Ante esto, los chiíes lo abandonaron, se apartaron de su lado, rompieron su bayʿa y lo dejaron a su suerte. Desde ese día se les llamó Rāfiḍíes, y a los que siguieron a Zayd b. ʿAlī se les llamó Zaydíes. La mayoría de los kufanos se hicieron Rāfiḍíes, mientras que la mayoría de los mequíes han permanecido hasta hoy en la madhhab (escuela) Zaydí. En la madhhab de los Zaydíes hay verdad y realidad. El aspecto verdadero y real es su aceptación de que Abū Bakr y ʿUmar estaban en el camino correcto y eran personas rectas y honestas.
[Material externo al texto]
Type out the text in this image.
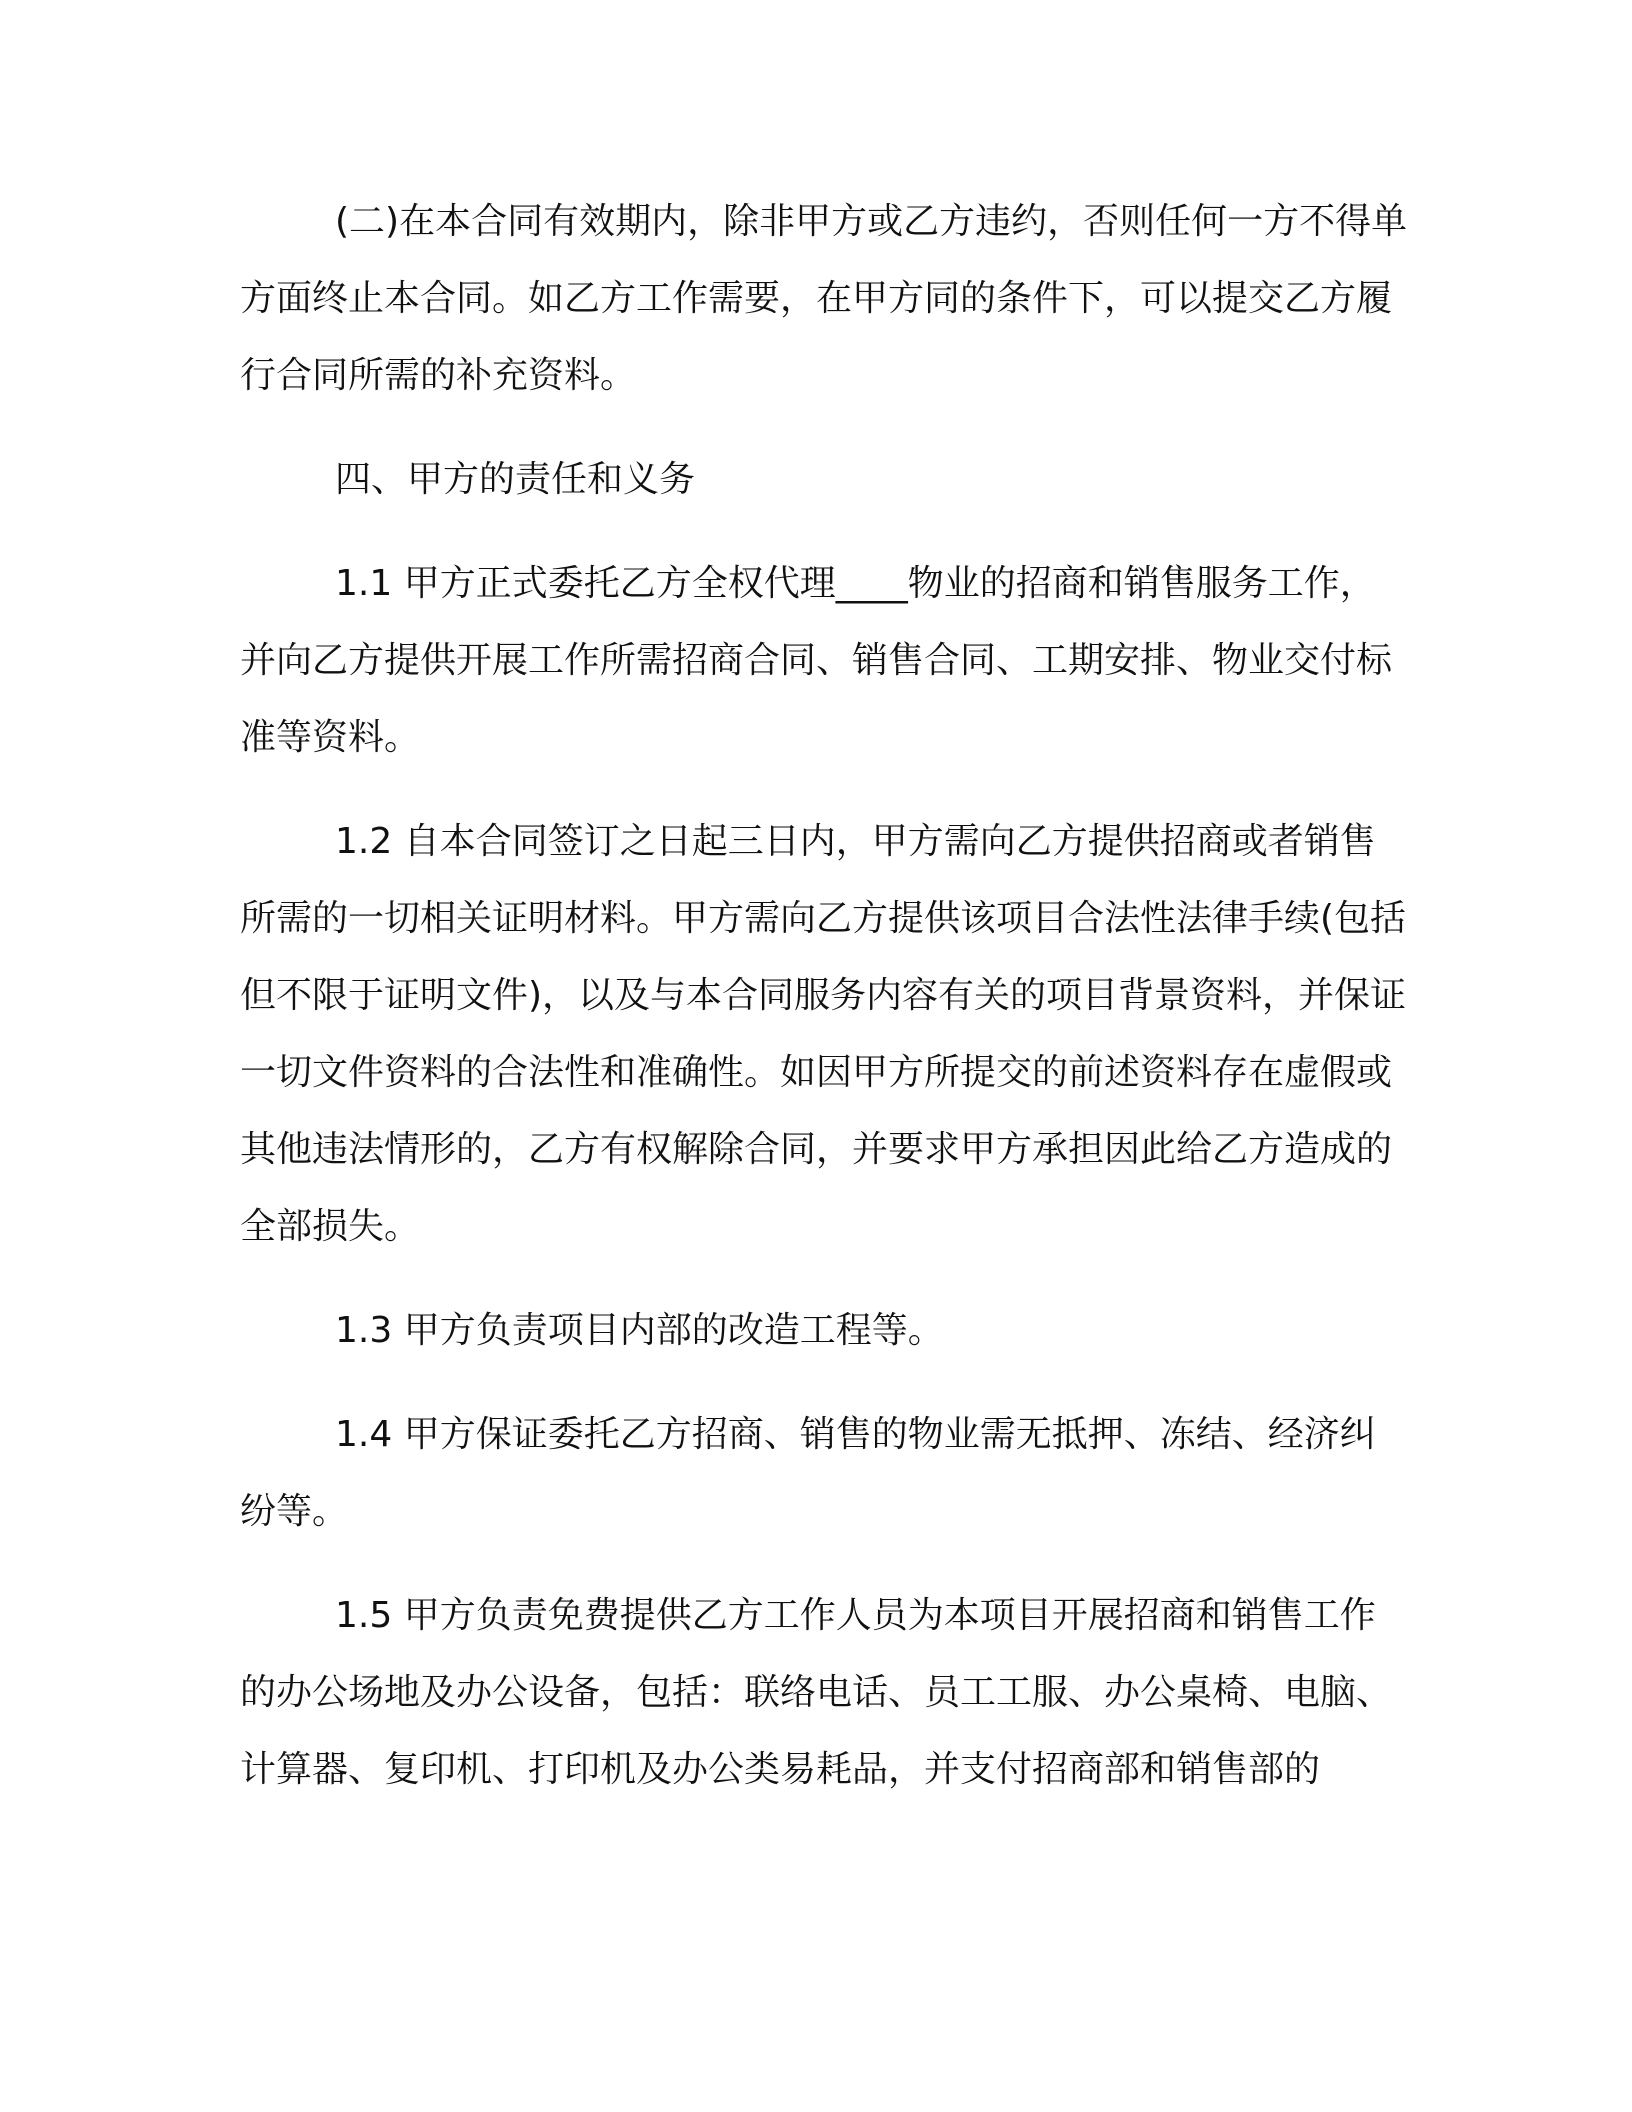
(二)在本合同有效期内，除非甲方或乙方违约，否则任何一方不得单方面终止本合同。如乙方工作需要，在甲方同的条件下，可以提交乙方履行合同所需的补充资料。

四、甲方的责任和义务

1.1 甲方正式委托乙方全权代理____物业的招商和销售服务工作，并向乙方提供开展工作所需招商合同、销售合同、工期安排、物业交付标准等资料。

1.2 自本合同签订之日起三日内，甲方需向乙方提供招商或者销售所需的一切相关证明材料。甲方需向乙方提供该项目合法性法律手续(包括但不限于证明文件)，以及与本合同服务内容有关的项目背景资料，并保证一切文件资料的合法性和准确性。如因甲方所提交的前述资料存在虚假或其他违法情形的，乙方有权解除合同，并要求甲方承担因此给乙方造成的全部损失。

1.3 甲方负责项目内部的改造工程等。

1.4 甲方保证委托乙方招商、销售的物业需无抵押、冻结、经济纠纷等。

1.5 甲方负责免费提供乙方工作人员为本项目开展招商和销售工作的办公场地及办公设备，包括：联络电话、员工工服、办公桌椅、电脑、计算器、复印机、打印机及办公类易耗品，并支付招商部和销售部的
Sin embargo, también hay falsedad en su madhhab, a saber, que anteponen a ʿAlī sobre Abū Bakr y ʿUmar y afirman que era superior a ellos. Sin embargo, en realidad, ʿAlī no es superior a ellos. De hecho, según la opinión más sólida de la madhhab establecida de Ahl al-Sunna, ni siquiera es superior a ʿUthmān. Ya hemos tratado este asunto en los relatos sobre Abū Bakr y ʿUmar.
Luego Zayd b. ʿAlī, junto con los compañeros que permanecieron con él, decidió levantarse. Dijo que se moverían en la noche del miércoles al comienzo del mes de Ṣafar del año 122 de la hégira. Yūsuf b. ʿUmar se enteró de esto. Envió un mensaje a su delegado en Kufa, Ḥakam b. Ṣalt, ordenándole reunir a toda la gente en la Gran Mezquita. Así lo hizo el último día de Muḥarram, un miércoles, un día antes del levantamiento de Zayd, reuniendo a la gente en la Gran Mezquita.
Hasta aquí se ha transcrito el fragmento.